Australia’s peak retail body, the Australian Retailers Association (ARA) and the Shop, Distributive and Allied Employees Association (SDA) are urging state and territory governments across the country to implement tougher penalties for people who assault retail workers.
Last year, the South Australian Government introduced a maximum penalty of five years imprisonment for people convicted of basic assault against a retail worker on the job and seven years when the assault causes harm. Recently, the New South Wales Opposition also committed to implementing harsher penalties if they win government at this month’s state election. ARA CEO Paul Zahra said customer aggression – including assaults – has remained prevalent post-pandemic, prompting the need for government intervention.
“Customer aggression has been an ongoing challenge for frontline staff. We saw a big rise in the number of customers who chose to unleash their frustrations on retail staff during the pandemic. We expected this to subside when restrictions lifted – but it simply hasn’t,” Mr Zahra said.
“In many states across Australia, deterrence is lacking. Aggressive behaviour in the form of assault has a severe impact on the health and wellbeing of frontline retail staff but, importantly, it’s also a criminal act and it must be treated as such.
“The rise of anti-social behaviour is also a concern for us. A crime does not need to have been committed in order for physical or mental harm to be done to retail workers and so we also need the community to play their part in stamping out unacceptable behaviour,” said Mr Zahra.
“These workers should not be abused simply for doing their job and ensuring shoppers get the food they need and the other essentials of life,” said SDA National Secretary Gerard Dwyer. They are essential workers and deserve customer support. No one deserves a serve. Shoppers should check themselves before they check out.”
The ARA and SDA have commended reforms implemented in South Australia last year and welcomes the commitment from the New South Wales Opposition, which is promising.

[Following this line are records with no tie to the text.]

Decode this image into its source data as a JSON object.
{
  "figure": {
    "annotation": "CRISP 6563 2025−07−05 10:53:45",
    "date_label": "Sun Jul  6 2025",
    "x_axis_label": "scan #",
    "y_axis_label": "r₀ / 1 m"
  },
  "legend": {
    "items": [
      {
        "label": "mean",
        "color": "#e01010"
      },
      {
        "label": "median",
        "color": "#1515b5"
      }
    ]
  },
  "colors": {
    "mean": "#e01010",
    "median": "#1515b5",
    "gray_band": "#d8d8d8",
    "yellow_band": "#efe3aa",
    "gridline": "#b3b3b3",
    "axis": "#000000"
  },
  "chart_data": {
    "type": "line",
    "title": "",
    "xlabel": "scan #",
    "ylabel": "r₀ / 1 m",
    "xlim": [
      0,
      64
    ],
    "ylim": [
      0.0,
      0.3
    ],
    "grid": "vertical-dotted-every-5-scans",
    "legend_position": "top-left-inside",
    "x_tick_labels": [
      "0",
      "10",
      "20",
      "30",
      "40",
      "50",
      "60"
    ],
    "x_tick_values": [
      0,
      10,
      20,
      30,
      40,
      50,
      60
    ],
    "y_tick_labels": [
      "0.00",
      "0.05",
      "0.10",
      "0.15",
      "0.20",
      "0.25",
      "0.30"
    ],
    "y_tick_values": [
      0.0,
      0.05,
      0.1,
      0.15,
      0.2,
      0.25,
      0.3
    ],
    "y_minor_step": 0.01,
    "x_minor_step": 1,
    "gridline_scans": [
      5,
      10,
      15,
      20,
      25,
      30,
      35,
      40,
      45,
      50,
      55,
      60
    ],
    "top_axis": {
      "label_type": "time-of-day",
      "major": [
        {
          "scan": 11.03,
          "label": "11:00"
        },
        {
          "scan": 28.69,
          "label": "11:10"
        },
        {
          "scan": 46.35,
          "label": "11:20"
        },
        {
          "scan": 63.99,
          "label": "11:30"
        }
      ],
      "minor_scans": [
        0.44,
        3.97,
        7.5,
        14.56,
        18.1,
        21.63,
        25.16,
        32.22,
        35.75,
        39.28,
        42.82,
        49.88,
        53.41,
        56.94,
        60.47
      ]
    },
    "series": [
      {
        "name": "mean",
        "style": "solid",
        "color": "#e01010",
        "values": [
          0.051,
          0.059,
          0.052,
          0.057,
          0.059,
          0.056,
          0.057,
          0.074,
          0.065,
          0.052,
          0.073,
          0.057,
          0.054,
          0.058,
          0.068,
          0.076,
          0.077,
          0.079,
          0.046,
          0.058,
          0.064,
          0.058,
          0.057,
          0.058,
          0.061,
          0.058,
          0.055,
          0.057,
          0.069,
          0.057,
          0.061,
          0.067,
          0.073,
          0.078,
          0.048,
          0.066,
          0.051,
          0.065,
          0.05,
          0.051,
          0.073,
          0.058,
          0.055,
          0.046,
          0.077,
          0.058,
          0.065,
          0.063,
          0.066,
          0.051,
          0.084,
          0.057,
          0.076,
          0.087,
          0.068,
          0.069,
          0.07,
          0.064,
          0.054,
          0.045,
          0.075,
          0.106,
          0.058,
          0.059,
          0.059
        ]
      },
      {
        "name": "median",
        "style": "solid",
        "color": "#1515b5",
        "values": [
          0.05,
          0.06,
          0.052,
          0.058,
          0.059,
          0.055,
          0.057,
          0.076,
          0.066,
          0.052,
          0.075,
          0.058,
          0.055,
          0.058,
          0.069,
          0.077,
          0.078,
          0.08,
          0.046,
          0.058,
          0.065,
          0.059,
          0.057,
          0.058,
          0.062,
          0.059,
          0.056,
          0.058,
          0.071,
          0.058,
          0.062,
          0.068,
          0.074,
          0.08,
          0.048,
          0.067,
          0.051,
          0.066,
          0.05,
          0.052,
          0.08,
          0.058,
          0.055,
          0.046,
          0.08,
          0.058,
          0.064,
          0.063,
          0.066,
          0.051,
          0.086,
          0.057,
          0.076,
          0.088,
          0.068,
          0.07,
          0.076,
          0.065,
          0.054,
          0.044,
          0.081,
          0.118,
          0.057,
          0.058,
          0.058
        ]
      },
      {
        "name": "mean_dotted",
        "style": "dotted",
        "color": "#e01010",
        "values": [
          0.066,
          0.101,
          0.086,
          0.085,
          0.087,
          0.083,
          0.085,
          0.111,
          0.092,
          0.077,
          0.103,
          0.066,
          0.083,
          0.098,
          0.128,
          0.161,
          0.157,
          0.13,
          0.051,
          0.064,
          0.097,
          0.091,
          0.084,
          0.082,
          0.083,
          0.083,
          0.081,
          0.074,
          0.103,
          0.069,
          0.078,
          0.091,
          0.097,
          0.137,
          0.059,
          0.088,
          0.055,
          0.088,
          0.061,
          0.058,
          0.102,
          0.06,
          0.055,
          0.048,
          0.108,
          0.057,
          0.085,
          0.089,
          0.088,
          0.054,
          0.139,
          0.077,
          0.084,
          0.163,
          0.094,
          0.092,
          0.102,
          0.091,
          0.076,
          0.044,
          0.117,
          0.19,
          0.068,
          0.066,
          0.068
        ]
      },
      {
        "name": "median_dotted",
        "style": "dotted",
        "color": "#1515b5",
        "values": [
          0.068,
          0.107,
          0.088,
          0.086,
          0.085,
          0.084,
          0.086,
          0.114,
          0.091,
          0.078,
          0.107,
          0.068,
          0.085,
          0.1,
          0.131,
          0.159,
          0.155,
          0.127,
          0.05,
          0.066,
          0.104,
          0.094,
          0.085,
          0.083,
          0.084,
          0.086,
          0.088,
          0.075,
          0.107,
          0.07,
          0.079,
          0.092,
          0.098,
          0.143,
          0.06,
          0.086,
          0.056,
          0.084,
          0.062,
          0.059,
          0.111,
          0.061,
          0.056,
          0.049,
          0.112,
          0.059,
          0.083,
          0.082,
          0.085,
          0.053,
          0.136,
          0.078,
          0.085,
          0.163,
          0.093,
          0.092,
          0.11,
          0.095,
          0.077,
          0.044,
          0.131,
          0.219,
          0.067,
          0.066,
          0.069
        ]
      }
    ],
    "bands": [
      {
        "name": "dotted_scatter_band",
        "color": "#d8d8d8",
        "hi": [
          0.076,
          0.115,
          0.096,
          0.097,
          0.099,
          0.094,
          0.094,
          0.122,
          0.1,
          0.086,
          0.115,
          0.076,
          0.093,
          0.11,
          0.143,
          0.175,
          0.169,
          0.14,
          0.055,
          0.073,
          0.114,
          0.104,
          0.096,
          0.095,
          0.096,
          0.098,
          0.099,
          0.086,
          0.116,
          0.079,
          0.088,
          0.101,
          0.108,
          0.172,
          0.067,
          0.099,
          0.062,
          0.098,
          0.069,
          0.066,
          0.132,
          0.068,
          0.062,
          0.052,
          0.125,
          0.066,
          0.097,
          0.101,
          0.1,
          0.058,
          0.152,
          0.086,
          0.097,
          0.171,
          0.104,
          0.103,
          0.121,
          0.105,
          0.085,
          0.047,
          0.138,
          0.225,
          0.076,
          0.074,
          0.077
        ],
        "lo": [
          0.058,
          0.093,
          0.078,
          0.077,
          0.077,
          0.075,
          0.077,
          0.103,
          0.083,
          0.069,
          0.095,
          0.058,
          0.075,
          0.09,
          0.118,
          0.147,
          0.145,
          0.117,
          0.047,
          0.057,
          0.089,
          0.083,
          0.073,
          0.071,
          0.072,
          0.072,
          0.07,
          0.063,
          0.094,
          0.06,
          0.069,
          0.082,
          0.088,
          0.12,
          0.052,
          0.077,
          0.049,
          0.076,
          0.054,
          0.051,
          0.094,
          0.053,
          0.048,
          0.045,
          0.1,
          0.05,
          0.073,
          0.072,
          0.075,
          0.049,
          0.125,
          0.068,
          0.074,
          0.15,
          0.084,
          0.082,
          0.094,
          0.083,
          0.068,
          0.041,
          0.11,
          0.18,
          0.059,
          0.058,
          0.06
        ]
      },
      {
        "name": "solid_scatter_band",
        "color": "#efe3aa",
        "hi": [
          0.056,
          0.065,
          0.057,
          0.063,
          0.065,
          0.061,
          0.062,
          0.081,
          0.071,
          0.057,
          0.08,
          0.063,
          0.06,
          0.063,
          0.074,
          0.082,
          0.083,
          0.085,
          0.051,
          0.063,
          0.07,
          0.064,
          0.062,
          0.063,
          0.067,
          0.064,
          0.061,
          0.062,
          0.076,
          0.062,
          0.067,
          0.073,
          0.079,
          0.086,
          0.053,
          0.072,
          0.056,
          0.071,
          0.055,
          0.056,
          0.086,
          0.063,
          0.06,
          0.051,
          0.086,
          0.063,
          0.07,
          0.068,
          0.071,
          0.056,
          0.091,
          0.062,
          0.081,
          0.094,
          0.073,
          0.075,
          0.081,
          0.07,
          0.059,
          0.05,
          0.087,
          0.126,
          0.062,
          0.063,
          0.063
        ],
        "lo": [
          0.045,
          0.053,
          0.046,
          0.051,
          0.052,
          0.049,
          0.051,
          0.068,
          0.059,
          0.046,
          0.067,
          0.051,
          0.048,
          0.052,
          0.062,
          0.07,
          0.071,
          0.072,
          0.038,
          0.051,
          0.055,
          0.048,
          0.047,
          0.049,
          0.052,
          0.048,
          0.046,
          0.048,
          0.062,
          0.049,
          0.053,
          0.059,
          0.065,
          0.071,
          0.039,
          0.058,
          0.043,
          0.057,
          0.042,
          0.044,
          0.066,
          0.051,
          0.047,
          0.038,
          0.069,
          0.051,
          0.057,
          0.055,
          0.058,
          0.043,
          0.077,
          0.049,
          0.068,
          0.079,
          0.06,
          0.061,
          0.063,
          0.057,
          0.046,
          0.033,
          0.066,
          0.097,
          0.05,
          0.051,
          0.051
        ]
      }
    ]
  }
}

“We are calling on all states and territories to adopt a similar approach to aggressive behaviour starting in NSW – irrespective of who wins the state election,” said Mr Zahra.
In 2017, the SDA launched a major national campaign ‘No One Deserves a Serve’ to stop the abuse and violence towards retail and fast-food workers by customers. This followed research carried out by the SDA, involving 6,000 retail and fast-food workers which found that over 85% of them had experienced abuse from customers at work. The ARA also launched the #ShopRespectfully campaign, a series of printable posters for retailers to encourage safe and respectful shopping during this stressful time.